Anyway; this is still not working;

screen /dev/ttyUSB0 9600 cs8 oddp cstop

or

screen /dev/ttyUSB0 9600 cs7 evenp -cstop
4
  • 2
    Have you tried gtkterm? it's a GUI based terminal application for serial ports which allows you to set port settings using a GUI.
    – HeyYO
    Dec 21, 2016 at 15:50
  • I will have to check tomorrow and see if the current distro has gkterm installed! Thanks, that might just solve my problem. Dec 21, 2016 at 21:54
  • bash: gtkterm: command not found Dec 22, 2016 at 7:13
  • Well you have to install it first. I'm not familiar with CentOs so I cannot give further instructions.
    – HeyYO
    Dec 22, 2016 at 13:54

3 Answers 3

13

I don't think Screen has support for all these different serial port settings. Only the most basic parameters are supported. You're already in the correct direction by looking at the stty manual, but you have to use stty as a separate tool from Screen: First you configure your serial port, and then you connect to it using Screen.

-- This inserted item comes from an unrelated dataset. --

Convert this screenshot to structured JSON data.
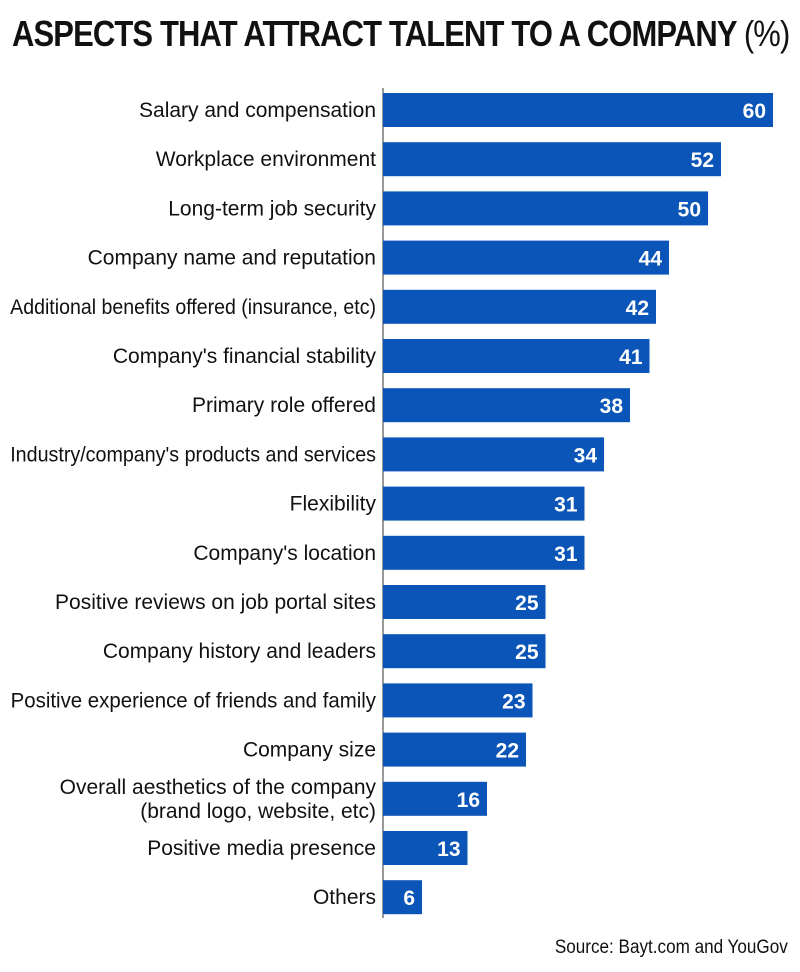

To configure your serial port for computer 1:

# stty - change and print terminal line settings
#
#    -F /dev/ttyUSB0      Change the settings of /dev/ttyUSB0
#    cs8                  Use 8 character bits
#    -parenb              Don't use a parity bit (the '-' means 'disable')
#    crtscts              Enable RTS/CTS handshaking (hardware flow control)
stty -F /dev/ttyUSB0 cs8 -parenb cstopb crtscts

After you've configured your port, you can start using it trough screen:

# screen - screen manager with VT100/ANSI terminal emulation
#
#    /dev/ttyUSB0         Use /dev/ttyUSB0 as terminal
#    9600                 Open the serial port using 9600 baud
screen /dev/ttyUSB0 9600

The same applies for your second computer:

# stty - change and print terminal line settings
#
#    -F /dev/ttyUSB0      Change the settings of /dev/ttyUSB0
#    cs7                  Use 7 character bits
#    parenb               Enable the a parity bit
#    -parodd              Don't use ODD, but use EVEN parity
#    -cstopb              Don't use 2 stopbits, but just the regular 1
#    crtscts              Enable RTS/CTS handshaking (hardware flow control)
stty -F /dev/ttyUSB0 cs7 parenb -parodd -cstopb crtscts

Then you can launch Screen at 9600 baud:

# screen - screen manager with VT100/ANSI terminal emulation
#
#    /dev/ttyUSB0         Use /dev/ttyUSB0 as terminal
#    9600                 Open the serial port using 9600 baud
screen /dev/ttyUSB0 9600

This should do the trick. You can find much more configuration options in the help of stty:

stty --help
1
  • Thank you very much, but I just encountered a new problem; I needed to use NOTIS terminal emulation to get the information marked up correct. Only thing I have found using this NOTIS emulation is a program called WinLink from softlink.no Jan 27, 2017 at 19:55
6

Commas between options are required!

To enable RTS/CTS flow control, use the following:

screen /dev/ttyS0 9600,crtscts

Note: Not all USB-to-RS-232 converters implement the hardware flow control!

1

Read Linux / UNIX Minicom Serial Communication Program for detailed instructions and use about Minicom.

Minicom is similar to GTKTerm and is the industry standard for serial port communication.